I don't recall the justification, but legal disputes (as between corporations or countries) are sometimes resolved in a form of virtual trial by combat, where 2 professional gamer-players operate either side of a historical conflict. The battles might be well-known ones, like Cannae, or lesser-known battles, and be from any era up 'til the Renaissance.
The protagonist is a gamer who has some kind of possibly-psychic, possibly-imagined link to a deceased friend of his who gives him background knowledge and advice. It's not clear that this gives him a real advantage over others, though; he does well but is not dominant. The friend might be named "Richard;" either that or in one of the battles he fights as King Richard.
I recall there being some games shown before the final one that forms the climax of the story. One of them might be Cannae, or Carrhae, or another one of the classic battles where cavalry was dominant; cavalry tactics may have been one of the weaknesses of the protagonist.

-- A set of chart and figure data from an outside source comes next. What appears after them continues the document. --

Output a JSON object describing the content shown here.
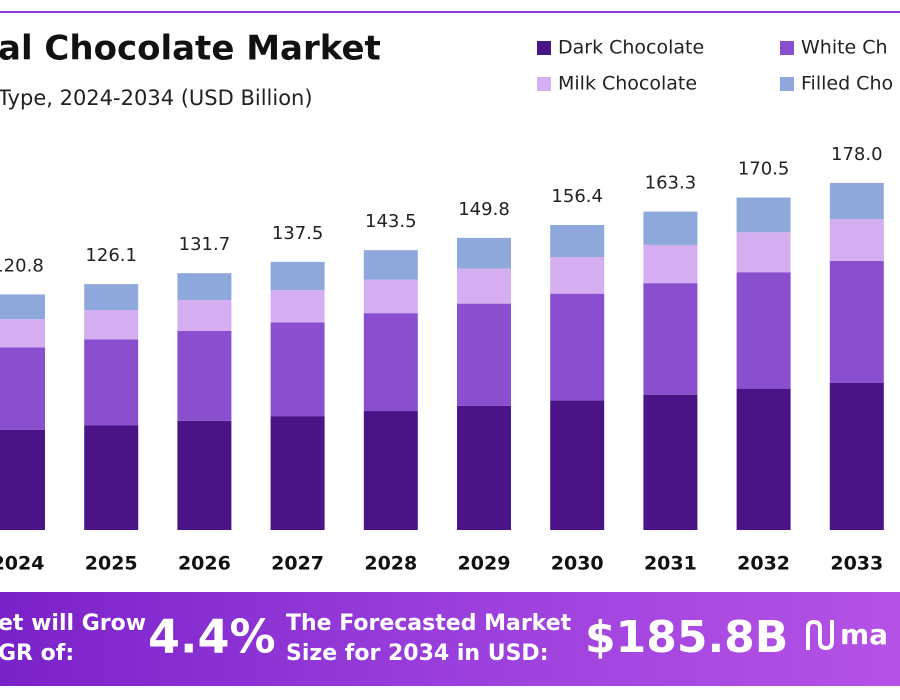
{
  "chart_data": {
    "type": "stacked-bar",
    "title": "al Chocolate Market",
    "subtitle": "Type, 2024-2034 (USD Billion)",
    "categories": [
      "2024",
      "2025",
      "2026",
      "2027",
      "2028",
      "2029",
      "2030",
      "2031",
      "2032",
      "2033"
    ],
    "series": [
      {
        "name": "Dark Chocolate",
        "color": "#4a1486",
        "values": [
          51.3,
          53.6,
          56.0,
          58.4,
          61.0,
          63.7,
          66.5,
          69.4,
          72.5,
          75.4
        ]
      },
      {
        "name": "White Ch",
        "color": "#8a4fcf",
        "values": [
          42.3,
          44.1,
          46.1,
          48.1,
          50.2,
          52.4,
          54.7,
          57.2,
          59.7,
          62.6
        ]
      },
      {
        "name": "Milk Chocolate",
        "color": "#d4aef0",
        "values": [
          14.5,
          15.1,
          15.8,
          16.5,
          17.2,
          18.0,
          18.8,
          19.6,
          20.5,
          21.5
        ]
      },
      {
        "name": "Filled Cho",
        "color": "#8fa8dc",
        "values": [
          12.7,
          13.3,
          13.8,
          14.5,
          15.1,
          15.7,
          16.4,
          17.1,
          17.8,
          18.5
        ]
      }
    ],
    "totals": [
      120.8,
      126.1,
      131.7,
      137.5,
      143.5,
      149.8,
      156.4,
      163.3,
      170.5,
      178
    ],
    "total_labels": [
      "120.8",
      "126.1",
      "131.7",
      "137.5",
      "143.5",
      "149.8",
      "156.4",
      "163.3",
      "170.5",
      "178.0"
    ],
    "ylim": [
      0,
      200
    ]
  },
  "banner": {
    "left_line1": "et will Grow",
    "left_line2": "GR of:",
    "cagr": "4.4%",
    "middle_line1": "The Forecasted Market",
    "middle_line2": "Size for 2034 in USD:",
    "market_size": "$185.8B",
    "logo": "ma"
  }
}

The climactic battle is a tough one; the protagonist is given the side that historically lost. I believe he still lost, but in a new and interesting way that suggested he could almost have won if he'd thought of whatever his tactic was a bit faster.
This is quite different from Interstellar culture resolves disputes with simulated duels; antagonist cheats using telepathy. The story takes place on a near-future Earth and there is no suggestion of cheating.